“The Los Angeles County Sheriff’s Department (LASD) is aware of the media reports naming Asia Argento as being involved in an alleged 2013 incident in an area policed by our Marina Del Rey Station,” the department said in a statement released on Nixle.
While the department has not received an official complaint, they did make it clear they were trying to reach out to Bennett.
“To date, the LASD has not located any police report alleging criminal activity within our jurisdiction in relation to this incident,” it continued. “After becoming aware of the allegations, the LASD’s Special Victims Bureau is attempting to reach out to the reported victim and/or his representatives in an effort to appropriately document any potential criminal allegations.”
According to a report by The New York Times on Sunday, Argento agreed to pay $380,000 to Bennett, 22, who claimed the actress sexually assaulted him in 2013 in a California hotel room two months after he turned 17. (In California, 18 is the age of consent.)
Bennett claimed in the documents that Argento kissed him before performing oral sex on him and engaging in intercourse at the Ritz-Carlton in Marina del Rey, California, according to the Times.
Argento made headlines late last year when she accused Harvey Weinstein of sexually assaulting, harassing and raping her. In October 2017, she alleged in a New Yorker piece by Ronan Farrow that Weinstein forced oral sex on her in 1997.
Weinstein’s attorney Benjamin Braffman told PEOPLE in a statement Monday the “development reveals a stunning level of hypocrisy by Asia Argento, one of the most vocal catalysts who sought to destroy Harvey Weinstein.”
“What is perhaps most egregious, is the timing, which suggests that at the very same time Argento was working on her own secret settlement for the alleged sexual abuse of a minor, she was positioning herself at the forefront of those condemning Mr. Weinstein, despite the fact that her sexual relationship with Mr. Weinstein was between two consenting adults which lasted for more than four years,” he continued.
“The sheer duplicity of her conduct is quite extraordinary and should demonstrate to everyone how poorly the allegations against Mr. Weinstein were actually vetted and accordingly, cause all of us to pause and allow due process to prevail, not condemnation by fundamental dishonesty,” Braffman added.

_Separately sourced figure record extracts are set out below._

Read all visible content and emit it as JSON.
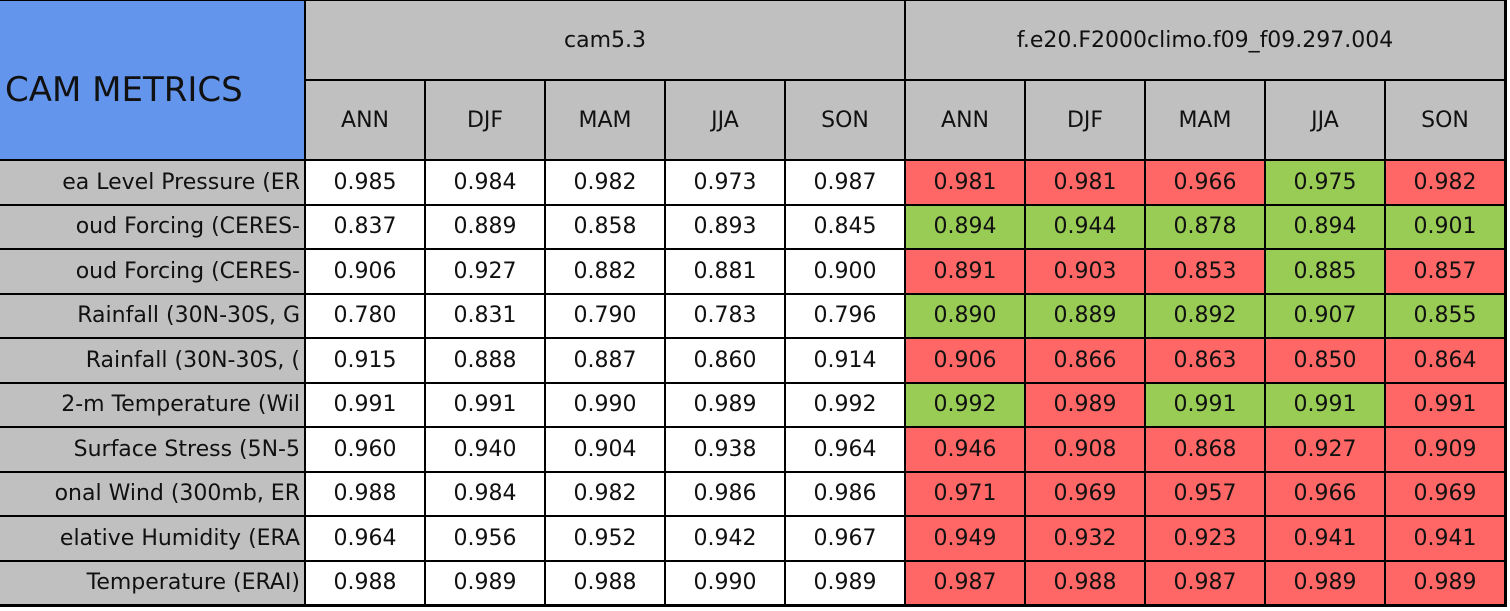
{
  "table": {
    "title": "CAM METRICS",
    "groups": [
      "cam5.3",
      "f.e20.F2000climo.f09_f09.297.004"
    ],
    "seasons": [
      "ANN",
      "DJF",
      "MAM",
      "JJA",
      "SON",
      "ANN",
      "DJF",
      "MAM",
      "JJA",
      "SON"
    ],
    "rows": [
      {
        "label": "ea Level Pressure (ER",
        "cells": [
          "0.985",
          "0.984",
          "0.982",
          "0.973",
          "0.987",
          "0.981",
          "0.981",
          "0.966",
          "0.975",
          "0.982"
        ],
        "colors": [
          "#ffffff",
          "#ffffff",
          "#ffffff",
          "#ffffff",
          "#ffffff",
          "#ff6666",
          "#ff6666",
          "#ff6666",
          "#99cc55",
          "#ff6666"
        ]
      },
      {
        "label": "oud Forcing (CERES-",
        "cells": [
          "0.837",
          "0.889",
          "0.858",
          "0.893",
          "0.845",
          "0.894",
          "0.944",
          "0.878",
          "0.894",
          "0.901"
        ],
        "colors": [
          "#ffffff",
          "#ffffff",
          "#ffffff",
          "#ffffff",
          "#ffffff",
          "#99cc55",
          "#99cc55",
          "#99cc55",
          "#99cc55",
          "#99cc55"
        ]
      },
      {
        "label": "oud Forcing (CERES-",
        "cells": [
          "0.906",
          "0.927",
          "0.882",
          "0.881",
          "0.900",
          "0.891",
          "0.903",
          "0.853",
          "0.885",
          "0.857"
        ],
        "colors": [
          "#ffffff",
          "#ffffff",
          "#ffffff",
          "#ffffff",
          "#ffffff",
          "#ff6666",
          "#ff6666",
          "#ff6666",
          "#99cc55",
          "#ff6666"
        ]
      },
      {
        "label": "Rainfall (30N-30S, G",
        "cells": [
          "0.780",
          "0.831",
          "0.790",
          "0.783",
          "0.796",
          "0.890",
          "0.889",
          "0.892",
          "0.907",
          "0.855"
        ],
        "colors": [
          "#ffffff",
          "#ffffff",
          "#ffffff",
          "#ffffff",
          "#ffffff",
          "#99cc55",
          "#99cc55",
          "#99cc55",
          "#99cc55",
          "#99cc55"
        ]
      },
      {
        "label": "Rainfall (30N-30S, (",
        "cells": [
          "0.915",
          "0.888",
          "0.887",
          "0.860",
          "0.914",
          "0.906",
          "0.866",
          "0.863",
          "0.850",
          "0.864"
        ],
        "colors": [
          "#ffffff",
          "#ffffff",
          "#ffffff",
          "#ffffff",
          "#ffffff",
          "#ff6666",
          "#ff6666",
          "#ff6666",
          "#ff6666",
          "#ff6666"
        ]
      },
      {
        "label": "2-m Temperature (Wil",
        "cells": [
          "0.991",
          "0.991",
          "0.990",
          "0.989",
          "0.992",
          "0.992",
          "0.989",
          "0.991",
          "0.991",
          "0.991"
        ],
        "colors": [
          "#ffffff",
          "#ffffff",
          "#ffffff",
          "#ffffff",
          "#ffffff",
          "#99cc55",
          "#ff6666",
          "#99cc55",
          "#99cc55",
          "#ff6666"
        ]
      },
      {
        "label": "Surface Stress (5N-5",
        "cells": [
          "0.960",
          "0.940",
          "0.904",
          "0.938",
          "0.964",
          "0.946",
          "0.908",
          "0.868",
          "0.927",
          "0.909"
        ],
        "colors": [
          "#ffffff",
          "#ffffff",
          "#ffffff",
          "#ffffff",
          "#ffffff",
          "#ff6666",
          "#ff6666",
          "#ff6666",
          "#ff6666",
          "#ff6666"
        ]
      },
      {
        "label": "onal Wind (300mb, ER",
        "cells": [
          "0.988",
          "0.984",
          "0.982",
          "0.986",
          "0.986",
          "0.971",
          "0.969",
          "0.957",
          "0.966",
          "0.969"
        ],
        "colors": [
          "#ffffff",
          "#ffffff",
          "#ffffff",
          "#ffffff",
          "#ffffff",
          "#ff6666",
          "#ff6666",
          "#ff6666",
          "#ff6666",
          "#ff6666"
        ]
      },
      {
        "label": "elative Humidity (ERA",
        "cells": [
          "0.964",
          "0.956",
          "0.952",
          "0.942",
          "0.967",
          "0.949",
          "0.932",
          "0.923",
          "0.941",
          "0.941"
        ],
        "colors": [
          "#ffffff",
          "#ffffff",
          "#ffffff",
          "#ffffff",
          "#ffffff",
          "#ff6666",
          "#ff6666",
          "#ff6666",
          "#ff6666",
          "#ff6666"
        ]
      },
      {
        "label": "Temperature (ERAI)",
        "cells": [
          "0.988",
          "0.989",
          "0.988",
          "0.990",
          "0.989",
          "0.987",
          "0.988",
          "0.987",
          "0.989",
          "0.989"
        ],
        "colors": [
          "#ffffff",
          "#ffffff",
          "#ffffff",
          "#ffffff",
          "#ffffff",
          "#ff6666",
          "#ff6666",
          "#ff6666",
          "#ff6666",
          "#ff6666"
        ]
      }
    ]
  }
}
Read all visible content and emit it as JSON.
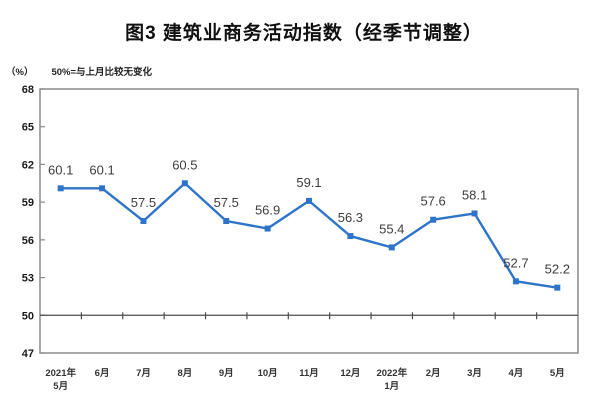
{
  "title": "图3 建筑业商务活动指数（经季节调整）",
  "y_axis_unit": "（%）",
  "reference_note": "50%=与上月比较无变化",
  "colors": {
    "line": "#2E74C8",
    "marker": "#2E74C8",
    "plot_border": "#8A8A8A",
    "reference_line": "#4D4D4D",
    "data_label": "#3D3D3D",
    "tick_label": "#1A1A1A"
  },
  "chart_data": {
    "type": "line",
    "title": "图3 建筑业商务活动指数（经季节调整）",
    "ylabel": "（%）",
    "annotation": "50%=与上月比较无变化",
    "categories": [
      "2021年5月",
      "6月",
      "7月",
      "8月",
      "9月",
      "10月",
      "11月",
      "12月",
      "2022年1月",
      "2月",
      "3月",
      "4月",
      "5月"
    ],
    "category_lines": [
      [
        "2021年",
        "5月"
      ],
      [
        "6月"
      ],
      [
        "7月"
      ],
      [
        "8月"
      ],
      [
        "9月"
      ],
      [
        "10月"
      ],
      [
        "11月"
      ],
      [
        "12月"
      ],
      [
        "2022年",
        "1月"
      ],
      [
        "2月"
      ],
      [
        "3月"
      ],
      [
        "4月"
      ],
      [
        "5月"
      ]
    ],
    "values": [
      60.1,
      60.1,
      57.5,
      60.5,
      57.5,
      56.9,
      59.1,
      56.3,
      55.4,
      57.6,
      58.1,
      52.7,
      52.2
    ],
    "data_labels": [
      "60.1",
      "60.1",
      "57.5",
      "60.5",
      "57.5",
      "56.9",
      "59.1",
      "56.3",
      "55.4",
      "57.6",
      "58.1",
      "52.7",
      "52.2"
    ],
    "y_ticks": [
      47,
      50,
      53,
      56,
      59,
      62,
      65,
      68
    ],
    "ylim": [
      47,
      68
    ],
    "reference_value": 50,
    "grid": false,
    "legend": "none",
    "marker": "square"
  }
}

An agent for Argento did not immediately respond to PEOPLE’s request for comment, and the Times says Argento and her reps did not respond to multiple requests leading up to the story’s publication on Sunday.
Reps for Bennett did not respond to PEOPLE’s request for comment. Though he declined an interview with the Times, the outlet reported that Gordon K. Sattro, Bennett’s attorney, told the newspaper, “In the coming days Jimmy will continue doing what he has been doing over the past months and years, focusing on his music.”
As part of the settlement, Bennett forfeited the copyright to a selfie from May 9, 2013 — which was among the documents the Times says it received — of Bennett and Argento lying in bed, according to the Times.
Argento’s late boyfriend, Anthony Bourdain — who died of suicide on June 8 — “helped Ms. Argento navigate the matter,” the Times reported, though additional details about his involvement were not available.
Bennett’s notice of intent to sue — sent in November to Richard Hofstetter, a lawyer for both Argento and Bourdain — asked Argento for $3.5 million in damages for the intentional infliction of emotional distress, lost wages, assault, and battery, according to the Times.
Sattro wrote in the notice of intent that Bennett’s “feelings about that day were brought to the forefront recently when Ms. Argento took the spotlight as one of the many victims of Harvey Weinstein,” the Times reported.
Of her own experiences with Weinstein, Argento told Farrow she “was not willing.”
“I said, ‘No, no, no.’ … It’s twisted. A big fat man wanting to eat you. It’s a scary fairy tale,” she said.
Argento also told Farrow that she had “consensual sexual relations with [Weinstein] multiple times over the course of the next five years” after the alleged assault. She described the incidents as “one-sided and ‘onanistic,’” Farrow wrote, and worried Weinstein would “ruin her career if she didn’t comply.”
A spokesperson for Weinstein previously told PEOPLE in a statement that “any allegations of non-consensual sex are unequivocally denied by Mr. Weinstein. Mr. Weinstein has further confirmed that there were never any acts of retaliation against any women for refusing his advances.”